How do the two force constants compare when cross predicting data?
Which regularization did you use? Does it change the fit if you change the hyperparameter?
=> I haven’t explored it.
The mc rattle method takes a keyword n_iter which is related to the final effective displacement as sqrt(n_iter) * rattle_std which for some reason is not mentioned in the docs @erikfransson ?
=> I have used the default one (n_iter = 10). What is the optimum value?
The number of datapoints you need depend a bit on how large your primitive cell is but you have a lot of target data compared to parameters so it is probably fine. Furthermore your test rmse is almost the same as your train rmse so there is probably no overfitting.
So it’s the LTC that differs a lot and not only the size of the 4th-order force constants? In that case I would compare the rmse after removal of the predicted forces that comes from second and third order elements.
The mc rattle method with n=10 and std=0.03 will produce effective displacments of roughly std=0.1. This might be to large for you application but then again your fits look decent. There is no optimal value but is system dependent.

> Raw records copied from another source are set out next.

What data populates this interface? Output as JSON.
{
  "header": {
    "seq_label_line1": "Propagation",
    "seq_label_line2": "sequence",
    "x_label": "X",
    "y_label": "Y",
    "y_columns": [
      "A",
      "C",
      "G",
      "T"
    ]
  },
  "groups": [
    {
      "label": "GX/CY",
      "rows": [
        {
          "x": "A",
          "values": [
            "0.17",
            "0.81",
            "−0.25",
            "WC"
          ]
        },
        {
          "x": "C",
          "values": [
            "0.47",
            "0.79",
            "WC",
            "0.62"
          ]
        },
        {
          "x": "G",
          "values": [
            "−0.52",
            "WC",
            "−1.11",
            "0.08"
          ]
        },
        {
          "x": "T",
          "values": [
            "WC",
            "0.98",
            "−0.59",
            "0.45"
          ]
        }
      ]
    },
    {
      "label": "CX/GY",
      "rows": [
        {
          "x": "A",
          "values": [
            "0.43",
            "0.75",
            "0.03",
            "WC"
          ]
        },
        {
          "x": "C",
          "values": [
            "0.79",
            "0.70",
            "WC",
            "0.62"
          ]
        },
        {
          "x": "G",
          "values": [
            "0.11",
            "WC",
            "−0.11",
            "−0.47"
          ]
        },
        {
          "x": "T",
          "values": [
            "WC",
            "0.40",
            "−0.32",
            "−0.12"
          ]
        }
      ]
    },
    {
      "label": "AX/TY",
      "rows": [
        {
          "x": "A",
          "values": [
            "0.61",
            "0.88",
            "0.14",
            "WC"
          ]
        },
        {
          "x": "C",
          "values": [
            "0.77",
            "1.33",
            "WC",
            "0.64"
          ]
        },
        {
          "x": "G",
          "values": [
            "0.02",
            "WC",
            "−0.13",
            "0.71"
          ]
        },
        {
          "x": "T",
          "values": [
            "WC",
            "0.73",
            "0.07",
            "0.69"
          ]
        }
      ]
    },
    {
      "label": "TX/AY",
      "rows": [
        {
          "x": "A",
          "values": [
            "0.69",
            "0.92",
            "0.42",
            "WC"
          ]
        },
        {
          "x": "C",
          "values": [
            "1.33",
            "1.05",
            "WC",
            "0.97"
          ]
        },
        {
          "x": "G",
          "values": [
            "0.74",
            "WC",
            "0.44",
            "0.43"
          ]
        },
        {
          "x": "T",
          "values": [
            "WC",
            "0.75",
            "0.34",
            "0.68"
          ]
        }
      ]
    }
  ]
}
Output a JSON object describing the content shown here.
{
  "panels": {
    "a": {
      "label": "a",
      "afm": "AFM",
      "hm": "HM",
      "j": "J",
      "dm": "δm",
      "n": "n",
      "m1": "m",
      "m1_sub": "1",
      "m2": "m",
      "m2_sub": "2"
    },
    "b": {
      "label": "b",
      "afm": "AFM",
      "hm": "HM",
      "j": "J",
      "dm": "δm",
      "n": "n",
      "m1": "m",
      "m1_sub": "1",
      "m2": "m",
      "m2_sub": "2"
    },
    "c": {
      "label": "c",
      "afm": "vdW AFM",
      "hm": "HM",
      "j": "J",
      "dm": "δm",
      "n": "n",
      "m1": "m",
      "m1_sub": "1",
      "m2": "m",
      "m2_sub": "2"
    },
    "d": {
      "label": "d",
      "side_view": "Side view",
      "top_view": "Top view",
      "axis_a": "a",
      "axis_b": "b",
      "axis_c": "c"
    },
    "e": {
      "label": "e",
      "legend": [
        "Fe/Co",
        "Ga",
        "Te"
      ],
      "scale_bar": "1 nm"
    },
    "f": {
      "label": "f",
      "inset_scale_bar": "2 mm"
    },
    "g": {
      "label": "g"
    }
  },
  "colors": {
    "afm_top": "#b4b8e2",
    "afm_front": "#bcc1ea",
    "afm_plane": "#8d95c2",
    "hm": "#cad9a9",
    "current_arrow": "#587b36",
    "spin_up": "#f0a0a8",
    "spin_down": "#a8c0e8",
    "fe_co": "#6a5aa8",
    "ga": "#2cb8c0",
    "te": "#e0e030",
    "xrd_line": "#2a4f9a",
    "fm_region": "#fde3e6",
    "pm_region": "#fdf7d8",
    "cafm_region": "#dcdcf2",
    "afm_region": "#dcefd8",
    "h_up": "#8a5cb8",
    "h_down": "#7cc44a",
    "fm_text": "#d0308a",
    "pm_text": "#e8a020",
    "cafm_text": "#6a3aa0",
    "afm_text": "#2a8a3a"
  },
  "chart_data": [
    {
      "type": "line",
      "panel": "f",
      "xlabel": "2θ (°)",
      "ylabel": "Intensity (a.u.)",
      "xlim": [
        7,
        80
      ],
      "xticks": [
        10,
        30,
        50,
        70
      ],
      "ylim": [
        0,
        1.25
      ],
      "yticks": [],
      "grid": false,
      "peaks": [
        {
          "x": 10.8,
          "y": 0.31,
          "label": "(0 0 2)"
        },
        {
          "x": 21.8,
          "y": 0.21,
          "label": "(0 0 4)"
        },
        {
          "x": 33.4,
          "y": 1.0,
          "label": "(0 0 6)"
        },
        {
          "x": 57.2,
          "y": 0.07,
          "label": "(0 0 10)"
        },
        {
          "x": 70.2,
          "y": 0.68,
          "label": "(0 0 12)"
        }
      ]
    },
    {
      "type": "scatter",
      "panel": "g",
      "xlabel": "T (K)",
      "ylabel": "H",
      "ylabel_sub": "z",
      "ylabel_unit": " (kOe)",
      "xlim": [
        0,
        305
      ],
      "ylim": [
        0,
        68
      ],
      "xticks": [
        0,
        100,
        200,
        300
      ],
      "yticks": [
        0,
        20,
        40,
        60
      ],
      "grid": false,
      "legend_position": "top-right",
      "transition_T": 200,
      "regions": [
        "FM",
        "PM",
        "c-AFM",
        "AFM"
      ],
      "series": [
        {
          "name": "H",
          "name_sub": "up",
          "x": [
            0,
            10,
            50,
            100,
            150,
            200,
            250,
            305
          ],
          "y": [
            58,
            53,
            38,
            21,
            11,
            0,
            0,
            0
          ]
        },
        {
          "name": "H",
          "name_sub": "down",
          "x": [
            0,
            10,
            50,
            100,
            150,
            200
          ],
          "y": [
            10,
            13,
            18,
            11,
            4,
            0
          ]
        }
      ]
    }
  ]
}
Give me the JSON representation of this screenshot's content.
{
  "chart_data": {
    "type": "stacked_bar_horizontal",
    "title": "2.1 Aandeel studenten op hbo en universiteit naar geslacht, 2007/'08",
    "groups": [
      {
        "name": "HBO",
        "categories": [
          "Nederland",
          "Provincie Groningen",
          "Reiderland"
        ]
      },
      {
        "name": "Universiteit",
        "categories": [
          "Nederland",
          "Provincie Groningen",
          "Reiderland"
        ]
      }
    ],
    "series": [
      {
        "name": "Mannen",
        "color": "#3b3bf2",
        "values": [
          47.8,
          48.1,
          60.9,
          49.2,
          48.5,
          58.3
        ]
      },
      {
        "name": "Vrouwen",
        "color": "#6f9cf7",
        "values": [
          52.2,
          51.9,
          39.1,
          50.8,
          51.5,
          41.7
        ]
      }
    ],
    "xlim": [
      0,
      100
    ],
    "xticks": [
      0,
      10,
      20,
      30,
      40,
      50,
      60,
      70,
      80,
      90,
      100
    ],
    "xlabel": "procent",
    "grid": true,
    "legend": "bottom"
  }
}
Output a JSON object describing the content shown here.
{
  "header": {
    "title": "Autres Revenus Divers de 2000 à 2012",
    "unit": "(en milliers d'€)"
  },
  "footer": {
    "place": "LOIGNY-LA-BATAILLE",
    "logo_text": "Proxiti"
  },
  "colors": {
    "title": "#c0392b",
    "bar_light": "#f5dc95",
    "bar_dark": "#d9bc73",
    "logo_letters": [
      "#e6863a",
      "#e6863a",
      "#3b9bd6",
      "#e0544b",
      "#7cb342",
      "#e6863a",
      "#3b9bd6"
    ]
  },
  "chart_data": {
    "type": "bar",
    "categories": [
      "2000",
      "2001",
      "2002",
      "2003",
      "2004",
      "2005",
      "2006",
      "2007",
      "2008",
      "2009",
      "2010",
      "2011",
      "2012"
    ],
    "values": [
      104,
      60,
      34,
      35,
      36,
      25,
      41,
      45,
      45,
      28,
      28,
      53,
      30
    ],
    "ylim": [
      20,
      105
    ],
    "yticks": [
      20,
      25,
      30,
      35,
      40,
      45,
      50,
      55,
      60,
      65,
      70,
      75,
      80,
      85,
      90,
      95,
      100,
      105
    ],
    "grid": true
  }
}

As I mentioned I would check how well the force constants from fourthorder.py predicts the forces in the mc-rattled structures and vice versa, using the force constants from hiphive and predict the forces from the fourthorder.py dataset.
From your plots it look like fourthorder.py contains more noise since the norm of the force constants are higher and independent of distance. Try to fit the force constants in series (first second order and then third order on residues and finally fourth order on the final residues from third order fit).

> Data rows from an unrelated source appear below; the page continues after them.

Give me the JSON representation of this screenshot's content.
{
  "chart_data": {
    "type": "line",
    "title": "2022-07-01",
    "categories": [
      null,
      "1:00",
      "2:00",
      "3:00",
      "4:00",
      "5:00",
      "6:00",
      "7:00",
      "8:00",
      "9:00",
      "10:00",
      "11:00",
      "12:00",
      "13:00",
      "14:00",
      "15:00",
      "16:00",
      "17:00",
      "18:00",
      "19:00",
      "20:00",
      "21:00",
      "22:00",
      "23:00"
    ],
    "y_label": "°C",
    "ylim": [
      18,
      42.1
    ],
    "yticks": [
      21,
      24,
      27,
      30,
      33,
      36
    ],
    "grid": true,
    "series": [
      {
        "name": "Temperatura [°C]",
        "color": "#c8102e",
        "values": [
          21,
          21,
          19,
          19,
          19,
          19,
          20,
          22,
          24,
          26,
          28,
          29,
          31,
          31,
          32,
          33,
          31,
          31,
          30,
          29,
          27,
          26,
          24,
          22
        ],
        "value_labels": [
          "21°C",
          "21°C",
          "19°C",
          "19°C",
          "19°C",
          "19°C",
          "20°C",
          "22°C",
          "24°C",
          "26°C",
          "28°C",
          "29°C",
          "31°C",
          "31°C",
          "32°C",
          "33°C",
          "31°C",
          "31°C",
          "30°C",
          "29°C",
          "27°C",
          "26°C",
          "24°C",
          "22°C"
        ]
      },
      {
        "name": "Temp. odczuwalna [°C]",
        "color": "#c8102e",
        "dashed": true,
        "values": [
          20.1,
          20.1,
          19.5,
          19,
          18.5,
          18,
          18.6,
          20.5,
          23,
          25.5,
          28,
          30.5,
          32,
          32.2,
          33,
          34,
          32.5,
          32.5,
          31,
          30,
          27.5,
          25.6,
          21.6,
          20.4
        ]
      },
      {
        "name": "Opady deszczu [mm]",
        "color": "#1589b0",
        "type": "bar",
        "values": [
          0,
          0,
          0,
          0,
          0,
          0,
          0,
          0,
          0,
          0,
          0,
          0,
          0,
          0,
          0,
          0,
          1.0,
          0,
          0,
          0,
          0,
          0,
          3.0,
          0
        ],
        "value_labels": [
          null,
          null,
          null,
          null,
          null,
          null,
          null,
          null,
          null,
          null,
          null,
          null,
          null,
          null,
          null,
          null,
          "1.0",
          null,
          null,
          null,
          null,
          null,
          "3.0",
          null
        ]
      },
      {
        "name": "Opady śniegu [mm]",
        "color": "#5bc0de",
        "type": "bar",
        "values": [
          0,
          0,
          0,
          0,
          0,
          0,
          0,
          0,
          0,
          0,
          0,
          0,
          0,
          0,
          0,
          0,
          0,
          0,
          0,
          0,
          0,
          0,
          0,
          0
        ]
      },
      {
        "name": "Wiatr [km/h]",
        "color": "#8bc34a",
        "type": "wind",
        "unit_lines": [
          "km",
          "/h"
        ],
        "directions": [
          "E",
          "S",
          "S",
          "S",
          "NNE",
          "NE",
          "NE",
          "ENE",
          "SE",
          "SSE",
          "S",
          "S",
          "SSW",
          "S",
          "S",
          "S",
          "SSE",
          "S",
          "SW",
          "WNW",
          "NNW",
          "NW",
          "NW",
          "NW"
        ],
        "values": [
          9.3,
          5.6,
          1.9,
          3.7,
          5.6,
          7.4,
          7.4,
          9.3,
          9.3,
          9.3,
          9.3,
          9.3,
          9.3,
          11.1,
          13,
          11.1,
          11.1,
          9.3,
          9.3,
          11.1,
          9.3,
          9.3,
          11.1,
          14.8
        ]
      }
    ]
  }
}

Fitting higher orders are hard since the displacement must be large enough to discern the anharmonic effects from noise in the target (DFT) data. My preferred way is to generate displacements from phonon-rattle using the 0K harmonic force constants or effective harmonic force constants via e.g. mc-rattle bootstrap. I would then fit all orders in series.
In addition to the above recommendations (especially cross checking the force constants) I would first fit second and third order and use them to remove those contributions from the target data. Then I’d use e.g. ARDR, ridge or some post-LASSO technique as illustrated in Eriks paper and run a hyper-parameter scan for only the fourth order force constants to find out what is noise and what is real data.
Hope this helps. This is tricky business.